Editorial Note: The measles elimination program is succeeding because of public health strategies** implemented to ensure immunization of targeted populations with a safe and highly immunogenic vaccine. However, as long as measles incidence rates are 10 to 10,000 times higher outside the United States than within it, international importations will remain potential sources of measles infection (1). Although relatively few imported cases are preventable (1,2), transmission has been limited when immunity levels are high.

Because indigenous measles is extremely rare in the United States, a major challenge now exists to maintain what has been achieved (3). Measles and other vaccine-preventable diseases will return if the imperative to vaccinate children is relaxed and immunization levels are allowed to fall. Long-term success requires a sustained effort to vaccinate each new birth cohort every year, and to eliminate remaining foci of transmission. Communities that are already measles-free can best preserve that accomplishment by maintaining high immunization levels in their children and intensifying surveillance for all suspected cases of measles. **Achievement and maintenance of high immunization levels, maintenance of strong and effective surveillance, and aggressive response to the occurrence of suspected cases.
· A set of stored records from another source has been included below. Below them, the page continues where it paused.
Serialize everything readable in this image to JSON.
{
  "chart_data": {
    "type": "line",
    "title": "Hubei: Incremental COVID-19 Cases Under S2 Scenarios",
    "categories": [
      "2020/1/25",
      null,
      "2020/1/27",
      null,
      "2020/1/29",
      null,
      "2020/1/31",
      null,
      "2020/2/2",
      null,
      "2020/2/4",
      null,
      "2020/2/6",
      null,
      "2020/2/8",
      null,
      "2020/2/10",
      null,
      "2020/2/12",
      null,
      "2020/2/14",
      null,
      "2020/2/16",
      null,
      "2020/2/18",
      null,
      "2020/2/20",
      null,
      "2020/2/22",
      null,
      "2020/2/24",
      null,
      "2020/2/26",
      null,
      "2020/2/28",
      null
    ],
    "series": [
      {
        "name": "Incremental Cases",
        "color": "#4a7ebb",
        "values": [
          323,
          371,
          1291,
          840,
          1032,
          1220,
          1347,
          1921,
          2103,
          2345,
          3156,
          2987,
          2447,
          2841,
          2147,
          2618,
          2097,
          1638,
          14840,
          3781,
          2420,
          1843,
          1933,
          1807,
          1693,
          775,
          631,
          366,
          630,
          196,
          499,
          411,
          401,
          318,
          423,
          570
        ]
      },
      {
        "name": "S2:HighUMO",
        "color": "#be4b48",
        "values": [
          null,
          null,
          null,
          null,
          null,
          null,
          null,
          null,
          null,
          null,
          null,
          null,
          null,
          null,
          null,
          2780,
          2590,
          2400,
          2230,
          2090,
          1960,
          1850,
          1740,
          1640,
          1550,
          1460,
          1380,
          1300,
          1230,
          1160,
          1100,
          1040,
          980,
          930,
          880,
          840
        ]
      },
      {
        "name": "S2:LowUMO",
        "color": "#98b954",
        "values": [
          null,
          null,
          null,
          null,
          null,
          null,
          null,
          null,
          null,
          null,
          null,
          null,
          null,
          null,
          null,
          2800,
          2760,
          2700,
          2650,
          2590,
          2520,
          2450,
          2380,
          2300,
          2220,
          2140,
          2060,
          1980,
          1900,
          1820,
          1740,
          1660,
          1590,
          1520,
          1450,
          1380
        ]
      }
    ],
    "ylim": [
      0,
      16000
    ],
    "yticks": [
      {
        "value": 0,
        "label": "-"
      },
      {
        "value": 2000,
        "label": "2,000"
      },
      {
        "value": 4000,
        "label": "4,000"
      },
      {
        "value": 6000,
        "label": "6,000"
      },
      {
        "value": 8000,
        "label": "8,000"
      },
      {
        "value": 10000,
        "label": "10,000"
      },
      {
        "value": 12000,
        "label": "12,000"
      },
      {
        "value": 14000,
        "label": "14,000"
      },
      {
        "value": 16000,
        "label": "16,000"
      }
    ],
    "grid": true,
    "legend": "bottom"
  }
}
  1. Amler RW, Bloch AB, Orenstein WA, Bart KJ, Turner PM, Hinman AR. Imported measles in the United States. JAMA 1982;248:2129-33.

  2. Turner PM, Amler RW, Orenstein WA. Measles surveillance: United States, imported measles, first 26 weeks of 1982. EPI Newsletter, Pan-American Health Organization 1982;IV(6):4-5.

  3. Kirby CD. Measles elimination--the final push and beyond. Proceedings of the 17th Immunization Conference, May 18-19, 1982, Atlanta: 7-9.